Courtney has a particular affinity for the Kennedys’ ancestral land, recalling the feeling of her first visit to Ireland as a teenager, “I felt like I was at home.” Her aunt Jean Kennedy Smith begins a five-year ambassadorship to Ireland in 1993, the year of Paul and Courtney’s marriage.

Reclusive Courtney, according to Vanity Fair, is “the most sensitive and emotionally vulnerable of the [RFK] bunch.” She also grapples with lifelong depression, though she doesn’t blame it on the circumstances of her upbringing. “My difficulty was being able to say ‘I’m a Kennedy and I’m suffering from depression.’”
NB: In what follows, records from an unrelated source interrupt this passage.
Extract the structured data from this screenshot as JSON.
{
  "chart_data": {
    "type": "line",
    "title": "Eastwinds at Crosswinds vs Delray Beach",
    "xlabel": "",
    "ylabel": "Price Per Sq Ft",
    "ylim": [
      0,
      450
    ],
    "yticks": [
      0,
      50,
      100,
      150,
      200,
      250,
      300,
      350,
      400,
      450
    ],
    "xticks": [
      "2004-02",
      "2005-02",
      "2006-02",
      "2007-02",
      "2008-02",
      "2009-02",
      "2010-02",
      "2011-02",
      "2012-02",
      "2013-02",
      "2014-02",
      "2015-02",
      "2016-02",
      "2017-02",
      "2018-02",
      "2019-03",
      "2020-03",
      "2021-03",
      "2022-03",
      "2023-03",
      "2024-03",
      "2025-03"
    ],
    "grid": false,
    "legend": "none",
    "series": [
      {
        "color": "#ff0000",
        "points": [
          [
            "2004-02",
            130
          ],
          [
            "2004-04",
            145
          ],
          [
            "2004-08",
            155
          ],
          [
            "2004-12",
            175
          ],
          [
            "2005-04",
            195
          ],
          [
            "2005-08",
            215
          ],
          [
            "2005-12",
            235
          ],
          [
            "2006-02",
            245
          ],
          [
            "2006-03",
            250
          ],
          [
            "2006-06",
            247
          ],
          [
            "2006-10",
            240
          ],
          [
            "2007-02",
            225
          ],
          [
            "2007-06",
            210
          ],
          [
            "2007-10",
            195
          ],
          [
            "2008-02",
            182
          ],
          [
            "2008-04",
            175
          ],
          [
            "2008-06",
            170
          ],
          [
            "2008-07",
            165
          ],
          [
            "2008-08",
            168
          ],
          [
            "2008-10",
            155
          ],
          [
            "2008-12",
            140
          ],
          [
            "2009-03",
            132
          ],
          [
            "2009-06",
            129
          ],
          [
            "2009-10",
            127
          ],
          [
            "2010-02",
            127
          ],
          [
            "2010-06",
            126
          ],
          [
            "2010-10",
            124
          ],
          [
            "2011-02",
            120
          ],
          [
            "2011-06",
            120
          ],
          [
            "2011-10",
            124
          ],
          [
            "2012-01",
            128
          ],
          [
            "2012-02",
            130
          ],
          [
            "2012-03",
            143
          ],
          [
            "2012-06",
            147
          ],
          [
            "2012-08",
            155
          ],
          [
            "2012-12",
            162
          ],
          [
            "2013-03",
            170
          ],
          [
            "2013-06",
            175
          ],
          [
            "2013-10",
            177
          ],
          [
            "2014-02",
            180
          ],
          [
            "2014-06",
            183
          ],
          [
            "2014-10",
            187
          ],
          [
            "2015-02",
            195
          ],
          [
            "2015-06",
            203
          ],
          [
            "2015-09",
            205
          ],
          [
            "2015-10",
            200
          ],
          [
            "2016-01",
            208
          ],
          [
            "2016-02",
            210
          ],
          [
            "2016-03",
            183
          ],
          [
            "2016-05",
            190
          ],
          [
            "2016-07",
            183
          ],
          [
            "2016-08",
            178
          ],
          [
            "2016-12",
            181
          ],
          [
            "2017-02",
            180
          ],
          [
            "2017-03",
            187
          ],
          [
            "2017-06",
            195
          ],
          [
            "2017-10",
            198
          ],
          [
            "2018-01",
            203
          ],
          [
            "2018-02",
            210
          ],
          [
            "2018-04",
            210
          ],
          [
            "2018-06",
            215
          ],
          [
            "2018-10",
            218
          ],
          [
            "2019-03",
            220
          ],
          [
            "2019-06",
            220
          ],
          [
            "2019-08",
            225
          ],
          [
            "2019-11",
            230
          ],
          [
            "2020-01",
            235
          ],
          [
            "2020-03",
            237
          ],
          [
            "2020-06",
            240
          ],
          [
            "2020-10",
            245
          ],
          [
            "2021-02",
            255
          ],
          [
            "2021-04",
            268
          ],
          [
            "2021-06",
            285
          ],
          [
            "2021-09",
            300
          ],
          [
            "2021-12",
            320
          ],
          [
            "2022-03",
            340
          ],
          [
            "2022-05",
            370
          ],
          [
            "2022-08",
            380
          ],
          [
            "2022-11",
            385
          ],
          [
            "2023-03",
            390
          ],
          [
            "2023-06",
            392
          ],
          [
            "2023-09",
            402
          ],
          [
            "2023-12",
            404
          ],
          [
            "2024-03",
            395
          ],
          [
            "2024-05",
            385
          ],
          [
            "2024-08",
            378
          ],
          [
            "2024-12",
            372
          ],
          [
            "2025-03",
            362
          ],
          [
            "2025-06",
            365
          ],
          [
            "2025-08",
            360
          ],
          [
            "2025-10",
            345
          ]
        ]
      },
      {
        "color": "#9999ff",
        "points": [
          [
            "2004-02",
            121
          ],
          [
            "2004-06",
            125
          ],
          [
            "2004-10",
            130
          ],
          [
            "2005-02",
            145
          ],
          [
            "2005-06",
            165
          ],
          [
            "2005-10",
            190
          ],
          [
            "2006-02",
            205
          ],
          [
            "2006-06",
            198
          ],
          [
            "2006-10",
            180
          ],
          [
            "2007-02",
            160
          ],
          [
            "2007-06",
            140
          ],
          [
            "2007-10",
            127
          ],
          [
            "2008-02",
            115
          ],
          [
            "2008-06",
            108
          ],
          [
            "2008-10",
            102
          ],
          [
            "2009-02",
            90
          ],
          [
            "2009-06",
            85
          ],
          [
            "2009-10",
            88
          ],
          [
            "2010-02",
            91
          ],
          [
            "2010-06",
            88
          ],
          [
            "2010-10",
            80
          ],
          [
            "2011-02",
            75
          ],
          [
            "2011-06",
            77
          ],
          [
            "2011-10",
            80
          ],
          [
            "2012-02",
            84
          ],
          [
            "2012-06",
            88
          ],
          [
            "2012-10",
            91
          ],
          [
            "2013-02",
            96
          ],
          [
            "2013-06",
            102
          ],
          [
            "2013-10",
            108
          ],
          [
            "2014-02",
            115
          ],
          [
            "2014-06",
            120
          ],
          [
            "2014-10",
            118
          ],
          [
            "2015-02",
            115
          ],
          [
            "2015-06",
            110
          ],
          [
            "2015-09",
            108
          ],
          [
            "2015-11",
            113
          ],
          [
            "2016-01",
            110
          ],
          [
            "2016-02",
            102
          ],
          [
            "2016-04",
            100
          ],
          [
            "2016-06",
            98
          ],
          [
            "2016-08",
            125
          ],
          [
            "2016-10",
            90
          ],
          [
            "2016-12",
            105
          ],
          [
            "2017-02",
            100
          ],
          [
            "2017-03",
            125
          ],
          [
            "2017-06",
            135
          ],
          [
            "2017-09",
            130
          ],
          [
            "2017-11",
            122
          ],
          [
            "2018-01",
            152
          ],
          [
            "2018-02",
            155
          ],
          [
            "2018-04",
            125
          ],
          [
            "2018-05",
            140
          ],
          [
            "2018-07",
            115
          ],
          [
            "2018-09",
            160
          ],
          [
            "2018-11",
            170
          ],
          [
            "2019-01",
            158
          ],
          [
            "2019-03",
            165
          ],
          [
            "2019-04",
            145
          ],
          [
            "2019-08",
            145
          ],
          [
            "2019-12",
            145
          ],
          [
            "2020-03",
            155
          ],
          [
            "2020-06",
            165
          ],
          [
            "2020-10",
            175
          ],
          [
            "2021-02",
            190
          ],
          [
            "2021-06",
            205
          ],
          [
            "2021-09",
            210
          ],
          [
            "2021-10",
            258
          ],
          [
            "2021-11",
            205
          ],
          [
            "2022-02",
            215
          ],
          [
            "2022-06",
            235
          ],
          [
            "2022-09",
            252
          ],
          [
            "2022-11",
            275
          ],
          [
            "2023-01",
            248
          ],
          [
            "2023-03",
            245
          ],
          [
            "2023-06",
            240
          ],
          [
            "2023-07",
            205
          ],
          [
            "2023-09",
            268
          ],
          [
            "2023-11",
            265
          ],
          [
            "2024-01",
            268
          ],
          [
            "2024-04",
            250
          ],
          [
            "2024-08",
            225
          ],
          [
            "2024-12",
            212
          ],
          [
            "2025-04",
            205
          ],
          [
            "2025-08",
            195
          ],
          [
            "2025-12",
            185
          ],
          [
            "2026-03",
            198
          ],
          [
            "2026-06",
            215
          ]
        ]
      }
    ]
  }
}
That she and Paul name their daughter Saoirse—which means “Freedom” in Gaelic—is profound, but Courtney wavers on passing along the Kennedy. “I just thought it would be one name too many,” she explains. Though at first the sole Kennedy grandchild not to use the name, in later years Courtney’s daughter seems happy to claim it, signing her name “Saoirse Kennedy-Hill.”